The problems of the mandatory amortization requirements were confirmed, when the corona pandemic forced the FI in March 2010 to adapt and to make a surprise special recommendation: “Loss of income due to the corona-virus [is] a cause for exemption from amortization.” But borrowers have no right to an exemption; it is still the mortgage firm that decides. And the recommendation did not apply to those that have not yet lost their income. In April, the FI corrected the latter and stated that banks may grant all mortgagors amortization exemption. But the exemption is only in force until the end of June 2021. As Bäckman has argued – and is argued in the paper – it is better to simply abolish the amortization requirements.

 

Op-Ed: The Swedish FSA’s amortization requirements lack demonstrable social benefits (English translation)
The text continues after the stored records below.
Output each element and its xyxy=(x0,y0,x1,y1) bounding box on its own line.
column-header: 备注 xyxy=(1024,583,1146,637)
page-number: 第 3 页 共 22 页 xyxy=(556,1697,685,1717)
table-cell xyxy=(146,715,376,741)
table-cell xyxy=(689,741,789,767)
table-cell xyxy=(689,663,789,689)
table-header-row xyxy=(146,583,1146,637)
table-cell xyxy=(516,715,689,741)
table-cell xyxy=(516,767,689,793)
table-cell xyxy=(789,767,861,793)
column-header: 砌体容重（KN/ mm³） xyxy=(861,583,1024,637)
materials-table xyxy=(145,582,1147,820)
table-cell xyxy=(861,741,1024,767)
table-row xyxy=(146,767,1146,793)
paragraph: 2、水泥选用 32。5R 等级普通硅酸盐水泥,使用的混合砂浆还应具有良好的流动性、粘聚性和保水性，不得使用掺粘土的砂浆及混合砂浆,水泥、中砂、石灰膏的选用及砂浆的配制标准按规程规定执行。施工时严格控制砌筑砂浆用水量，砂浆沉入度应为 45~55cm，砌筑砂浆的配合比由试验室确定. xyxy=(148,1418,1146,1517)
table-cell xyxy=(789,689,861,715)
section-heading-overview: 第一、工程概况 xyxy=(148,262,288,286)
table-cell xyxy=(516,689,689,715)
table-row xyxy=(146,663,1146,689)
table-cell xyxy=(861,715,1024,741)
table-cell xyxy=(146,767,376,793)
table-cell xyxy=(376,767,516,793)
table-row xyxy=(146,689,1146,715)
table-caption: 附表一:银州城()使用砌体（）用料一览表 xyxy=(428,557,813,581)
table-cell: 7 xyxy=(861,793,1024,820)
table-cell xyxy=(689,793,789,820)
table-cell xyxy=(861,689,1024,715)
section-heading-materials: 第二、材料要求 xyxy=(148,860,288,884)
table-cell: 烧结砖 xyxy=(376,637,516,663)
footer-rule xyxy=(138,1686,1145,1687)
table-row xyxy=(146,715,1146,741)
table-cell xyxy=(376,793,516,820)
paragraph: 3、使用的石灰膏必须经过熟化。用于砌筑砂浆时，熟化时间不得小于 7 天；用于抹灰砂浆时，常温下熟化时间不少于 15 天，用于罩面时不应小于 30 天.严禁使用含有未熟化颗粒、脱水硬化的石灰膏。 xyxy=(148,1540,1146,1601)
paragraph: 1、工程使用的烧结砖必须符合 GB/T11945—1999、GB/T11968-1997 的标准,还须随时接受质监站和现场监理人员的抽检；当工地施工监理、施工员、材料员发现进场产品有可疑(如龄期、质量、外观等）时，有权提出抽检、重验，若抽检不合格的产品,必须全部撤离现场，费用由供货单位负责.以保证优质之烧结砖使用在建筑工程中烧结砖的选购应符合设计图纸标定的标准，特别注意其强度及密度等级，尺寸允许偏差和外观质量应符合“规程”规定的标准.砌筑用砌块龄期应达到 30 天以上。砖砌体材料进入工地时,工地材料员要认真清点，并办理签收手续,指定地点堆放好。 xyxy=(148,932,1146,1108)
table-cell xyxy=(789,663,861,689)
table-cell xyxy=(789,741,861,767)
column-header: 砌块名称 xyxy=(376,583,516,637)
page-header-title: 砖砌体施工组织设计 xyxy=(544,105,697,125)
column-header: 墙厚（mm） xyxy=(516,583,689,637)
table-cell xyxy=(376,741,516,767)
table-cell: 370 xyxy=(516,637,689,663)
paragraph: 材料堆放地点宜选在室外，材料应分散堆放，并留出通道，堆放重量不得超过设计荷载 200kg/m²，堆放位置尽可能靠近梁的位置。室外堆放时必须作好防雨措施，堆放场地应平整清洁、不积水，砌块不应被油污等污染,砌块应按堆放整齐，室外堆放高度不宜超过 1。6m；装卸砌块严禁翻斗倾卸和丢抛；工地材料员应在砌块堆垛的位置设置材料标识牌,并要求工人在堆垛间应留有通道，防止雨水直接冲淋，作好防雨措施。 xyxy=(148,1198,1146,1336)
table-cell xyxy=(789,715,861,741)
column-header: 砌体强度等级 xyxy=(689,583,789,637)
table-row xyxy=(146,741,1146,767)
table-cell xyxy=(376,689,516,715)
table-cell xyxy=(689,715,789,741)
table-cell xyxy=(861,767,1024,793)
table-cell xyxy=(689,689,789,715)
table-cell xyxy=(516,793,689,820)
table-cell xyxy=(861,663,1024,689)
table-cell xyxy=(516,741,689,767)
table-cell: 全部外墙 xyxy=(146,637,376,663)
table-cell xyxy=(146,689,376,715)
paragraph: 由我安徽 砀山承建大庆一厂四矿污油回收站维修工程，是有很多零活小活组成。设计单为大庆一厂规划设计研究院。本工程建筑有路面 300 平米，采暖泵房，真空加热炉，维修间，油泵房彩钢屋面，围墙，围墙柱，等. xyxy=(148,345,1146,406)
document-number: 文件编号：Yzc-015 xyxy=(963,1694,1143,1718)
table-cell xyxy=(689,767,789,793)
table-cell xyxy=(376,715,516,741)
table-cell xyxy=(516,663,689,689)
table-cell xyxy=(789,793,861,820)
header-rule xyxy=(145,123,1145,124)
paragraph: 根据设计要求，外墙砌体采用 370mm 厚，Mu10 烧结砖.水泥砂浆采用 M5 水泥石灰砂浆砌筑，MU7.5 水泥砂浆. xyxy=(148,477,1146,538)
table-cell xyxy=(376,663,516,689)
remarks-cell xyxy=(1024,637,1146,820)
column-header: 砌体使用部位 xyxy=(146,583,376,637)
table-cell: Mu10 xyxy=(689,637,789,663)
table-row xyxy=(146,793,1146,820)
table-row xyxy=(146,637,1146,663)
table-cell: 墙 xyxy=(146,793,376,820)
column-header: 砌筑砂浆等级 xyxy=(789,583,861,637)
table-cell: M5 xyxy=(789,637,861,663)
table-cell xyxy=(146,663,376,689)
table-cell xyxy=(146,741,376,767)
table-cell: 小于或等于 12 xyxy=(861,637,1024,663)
Op-ed in Dagens Nyheter, November 9, 2019, English translation: The amortization requirements and other credit tightening by Finansinspektionen (FI, the Swedish Financial Supervisory Authority) have large individual and social costs, but according to research they have no demonstrable social benefits. It is irresponsible to push through a credit tightening that fails a cost-benefit analysis, write Robert Boije, Chief Economist, SBAB; Harry Flam, Professor Emeritus, Institute for International Economic Studies; John Hassler, Professor, Institute for International Economic Studies; and Lars E.O. Svensson, Affiliated Professor, Stockholm School of Economics.

Every economic-policy measure should pass a cost-benefit analysis. It should show that the benefits exceed the costs. The FI’s amortization requirements and the other credit tightening that it has achieved fails such an analysis. The credit tightening has obvious, large costs but no demonstrable benefits.